FORT LAUDERDALE, Fla. (AP) – Parkland school shooter Nikolas Cruz was formally sentenced to life in prison without parole Wednesday after the families of his 17 slain victims spent two days denouncing him as evil, cowardly, a monster and subhuman.
Cruz, shackled and wearing a red prison jumpsuit, watched as Judge Elizabeth Scherer handed down 34 consecutive life sentences — one for each of those killed and the 17 he injured — for the Feb. 14, 2018, massacre at Marjory Stoneman High School in suburban Fort Douglas. Lauderdale.
The judge’s voice cracked as she read the first of the sentences, but her voice took on strength and intensity as she went down the list. Cruz showed no emotion as she spoke.
Scherer had no choice. jurors in Cruz’s three-month trial voted 9-3 on Oct. 13 to sentence him to death, but Florida law requires unanimity for that sentence to be imposed.
The sentencing came after two days worth of parents, spouses, siblings and other relatives of the slain victims and some of the injured survivors walking to a 20-foot lectern to speak to him face-to-face.
The judge praised the families and the injured for testifying, calling them strong, graceful and patient.
“I know you’re going to be OK, because you have each other,” Scherer said.
Some parents and other family members cried as he read. When it was over and Cruz was led from the courtroom, one father muttered, “Good riddance.”

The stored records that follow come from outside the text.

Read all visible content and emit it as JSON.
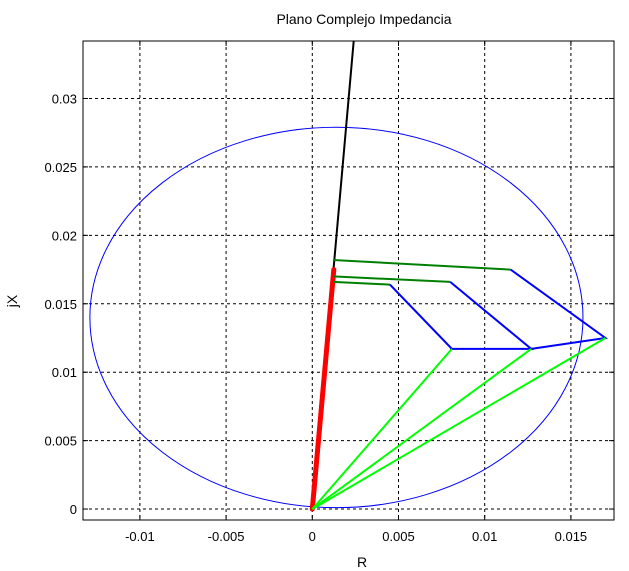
{
  "chart_data": {
    "type": "line",
    "title": "Plano Complejo Impedancia",
    "xlabel": "R",
    "ylabel": "jX",
    "xlim": [
      -0.0133,
      0.0175
    ],
    "ylim": [
      -0.0008,
      0.0342
    ],
    "xticks": [
      -0.01,
      -0.005,
      0,
      0.005,
      0.01,
      0.015
    ],
    "xtick_labels": [
      "-0.01",
      "-0.005",
      "0",
      "0.005",
      "0.01",
      "0.015"
    ],
    "yticks": [
      0,
      0.005,
      0.01,
      0.015,
      0.02,
      0.025,
      0.03
    ],
    "ytick_labels": [
      "0",
      "0.005",
      "0.01",
      "0.015",
      "0.02",
      "0.025",
      "0.03"
    ],
    "grid": true,
    "colors": {
      "circle": "#0000ff",
      "line_impedance": "#000000",
      "fault_segment": "#ff0000",
      "zone_outline": "#0000ff",
      "zone_top": "#008000",
      "zone_diagonal": "#00ff00"
    },
    "circle": {
      "center": [
        0.0014,
        0.014
      ],
      "radius_x": 0.0143,
      "radius_y": 0.0139
    },
    "series": [
      {
        "color": "#000000",
        "x": [
          0,
          0.0024
        ],
        "y": [
          0,
          0.0342
        ]
      },
      {
        "color": "#ff0000",
        "x": [
          0,
          0.00125
        ],
        "y": [
          0,
          0.0175
        ]
      },
      {
        "color": "#008000",
        "x": [
          0.0012,
          0.0115
        ],
        "y": [
          0.0182,
          0.0175
        ]
      },
      {
        "color": "#008000",
        "x": [
          0.0012,
          0.008
        ],
        "y": [
          0.017,
          0.0166
        ]
      },
      {
        "color": "#008000",
        "x": [
          0.0012,
          0.0045
        ],
        "y": [
          0.0166,
          0.0164
        ]
      },
      {
        "color": "#0000ff",
        "x": [
          0.0115,
          0.017,
          0.0127
        ],
        "y": [
          0.0175,
          0.0125,
          0.0117
        ]
      },
      {
        "color": "#0000ff",
        "x": [
          0.008,
          0.0127,
          0.008
        ],
        "y": [
          0.0166,
          0.0117,
          0.0117
        ]
      },
      {
        "color": "#0000ff",
        "x": [
          0.0045,
          0.0081,
          0.008
        ],
        "y": [
          0.0164,
          0.0117,
          0.0117
        ]
      },
      {
        "color": "#00ff00",
        "x": [
          0,
          0.017
        ],
        "y": [
          0,
          0.0125
        ]
      },
      {
        "color": "#00ff00",
        "x": [
          0,
          0.0127
        ],
        "y": [
          0,
          0.0117
        ]
      },
      {
        "color": "#00ff00",
        "x": [
          0,
          0.0081
        ],
        "y": [
          0,
          0.0117
        ]
      }
    ]
  }
}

Cruz, 24, will be taken within days to the Florida Correctional System’s processing center near Miami before being placed in a maximum-security prison. Families and the injured spent two days verbally lashing out at Cruz, wishing him a painful death and lamenting that he could not be sentenced to death.
“It would be real justice if every family here was given a bullet and your AR-15 and we had to collect straws and each one of us shot at you one by one, making sure you felt it every time. , and your fear continued to grow until the last family member who pulled the glass had the privilege of making sure you were killed,” said Linda Beigel Schulman, mother of slain teacher Scott Beigel. “That’s real justice for you.”
Beigel Schulman said she takes comfort in knowing Cruz will have to worry about his safety constantly for the rest of his life.
“From what I’m hearing, child killers are very loathed and hated in prison,” Beigel Schulman told Cruz. “I welcome the day I was told you were tortured and taken out for your cold-blooded, premeditated, calculated, heinous murders, because you deserve nothing less.”
David Alkhadev, Alyssa Alkhadev’s uncle, told Cruz via Zoom from his classroom in Maryland that he deserves “a chance to rot.”
“You deserve the chance to absorb the look of terror on your face once you leave this room,” Alkhadev said. “You deserve the opportunity to know that justice will prevail at some point, causing you great anguish, minute by minute, day by day.”
Associated Press writers Freida Frisaro and David Fischer in Miami contributed to this report.